Life is full of suffering no matter what, but to submit to an unsatisfying decision would be to falsely believe that justice has been served. 
            Like Prometheus fighting against gods he cannot possibly defeat, Qiu Ju fights against the all-powerful state.  It is not until she hears of the city’s decision that she realizes whom her enemy is.  From the moment she files the first complaint to Officer Li until the moment the city’s decision is erroneously sent to Wang, Qiu Ju considers the state to be an ally, always seemingly helping her in her plight yet masking their insincerity with a dose of condescension.  Recognition of the state’s true motives occurs when she discovers the city’s first decision and decides to continue her fight; she finally takes off her coat in which she has been bundled from the beginning of the film, thus breaking her long-held, but increasingly tenuous, red associations.  



Somewhat hesitantly, her battle now is with the state, represented by the Director, whom she still considers a “nice man.”  Circumstances alter the opposition in her conflict when Wang saves Qiu Ju and her baby’s lives during a complicated birth.  Grateful and eager to forgive, Qiu Ju invites Wang to a celebration one month later.  Unfortunately, Wang cannot attend because the police are on their way to arrest him, with new evidence of Qinglai’s injuries retroactively upgrading the charges against him.  When Qiu Ju hears the sirens, she runs and she runs and she does not stop, but the film does. 
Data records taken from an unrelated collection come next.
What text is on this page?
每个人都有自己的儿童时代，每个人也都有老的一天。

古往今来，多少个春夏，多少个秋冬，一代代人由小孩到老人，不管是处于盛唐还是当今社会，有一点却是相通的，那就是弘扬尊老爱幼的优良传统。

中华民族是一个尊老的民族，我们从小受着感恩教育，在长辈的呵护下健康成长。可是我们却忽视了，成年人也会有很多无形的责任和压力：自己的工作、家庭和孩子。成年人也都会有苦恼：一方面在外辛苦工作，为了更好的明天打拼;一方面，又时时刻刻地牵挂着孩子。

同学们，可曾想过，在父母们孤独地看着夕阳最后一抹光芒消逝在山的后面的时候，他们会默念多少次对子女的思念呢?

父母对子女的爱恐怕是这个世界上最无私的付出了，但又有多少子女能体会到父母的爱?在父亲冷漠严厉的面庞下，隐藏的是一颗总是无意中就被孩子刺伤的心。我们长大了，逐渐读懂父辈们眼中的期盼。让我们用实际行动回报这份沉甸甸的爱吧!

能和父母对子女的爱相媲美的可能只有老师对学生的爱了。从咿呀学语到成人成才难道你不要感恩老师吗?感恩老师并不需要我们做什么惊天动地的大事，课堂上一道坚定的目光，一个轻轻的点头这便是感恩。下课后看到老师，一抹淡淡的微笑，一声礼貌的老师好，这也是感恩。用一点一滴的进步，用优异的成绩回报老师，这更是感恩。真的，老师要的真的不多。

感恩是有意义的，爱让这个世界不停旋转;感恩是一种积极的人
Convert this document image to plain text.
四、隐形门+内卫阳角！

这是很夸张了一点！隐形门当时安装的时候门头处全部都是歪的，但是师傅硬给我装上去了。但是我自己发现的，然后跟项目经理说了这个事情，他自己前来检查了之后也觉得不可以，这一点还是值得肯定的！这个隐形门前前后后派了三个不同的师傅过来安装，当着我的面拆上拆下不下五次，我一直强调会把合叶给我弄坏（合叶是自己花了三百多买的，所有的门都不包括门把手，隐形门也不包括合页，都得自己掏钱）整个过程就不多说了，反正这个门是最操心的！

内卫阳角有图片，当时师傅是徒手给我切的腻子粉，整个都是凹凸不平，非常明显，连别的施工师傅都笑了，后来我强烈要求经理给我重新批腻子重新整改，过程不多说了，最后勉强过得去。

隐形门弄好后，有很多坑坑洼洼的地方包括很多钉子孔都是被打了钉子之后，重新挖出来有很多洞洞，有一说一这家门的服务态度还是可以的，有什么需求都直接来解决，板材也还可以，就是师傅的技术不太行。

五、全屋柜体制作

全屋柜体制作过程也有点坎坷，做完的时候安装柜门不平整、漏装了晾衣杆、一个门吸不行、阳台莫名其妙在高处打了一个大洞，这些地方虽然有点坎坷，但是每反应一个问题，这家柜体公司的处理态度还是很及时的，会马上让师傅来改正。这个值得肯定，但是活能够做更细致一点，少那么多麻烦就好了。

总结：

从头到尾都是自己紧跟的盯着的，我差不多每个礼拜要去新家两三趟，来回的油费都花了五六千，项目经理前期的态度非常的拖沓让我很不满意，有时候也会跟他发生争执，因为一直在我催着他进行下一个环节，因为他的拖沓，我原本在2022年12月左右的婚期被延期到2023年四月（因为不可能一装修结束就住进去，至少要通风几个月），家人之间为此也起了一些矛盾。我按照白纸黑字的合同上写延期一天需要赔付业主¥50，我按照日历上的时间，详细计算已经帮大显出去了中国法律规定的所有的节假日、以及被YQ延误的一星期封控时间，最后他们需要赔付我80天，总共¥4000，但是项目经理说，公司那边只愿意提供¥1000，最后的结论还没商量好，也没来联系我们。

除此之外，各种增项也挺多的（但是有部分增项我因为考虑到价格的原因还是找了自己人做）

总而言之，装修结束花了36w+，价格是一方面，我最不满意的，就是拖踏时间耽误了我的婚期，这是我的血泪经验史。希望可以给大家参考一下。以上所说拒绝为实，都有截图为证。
            Qiu Ju realizes that Wang is no longer the enemy; he never really was.  The state has failed Qiu Ju, as it had many others who lived through the initial hope and subsequent disappointment of the Cultural Revolution.  In a society that prides itself on community, Qiu Ju, heroically individualistic, “must suffer for the fact of [her] individuation.”  Though far different in status from the students who protested at Tiananmen Square just a few years earlier, she has the same desire: namely, to be heard.  Nietzsche, while possibly having qualms about the supposed masculine characteristics of the tragic Dionysiac figure represented in a woman, would be proud of Qiu Ju’s subversive stubbornness, for he says, “Humanity achieves the best and highest of which it is capable by committing an offence and must in turn accept the consequences of this, namely the whole flood of suffering and tribulations which the offended heavenly powers must in turn visit upon the human race as it strives nobly toward higher things.”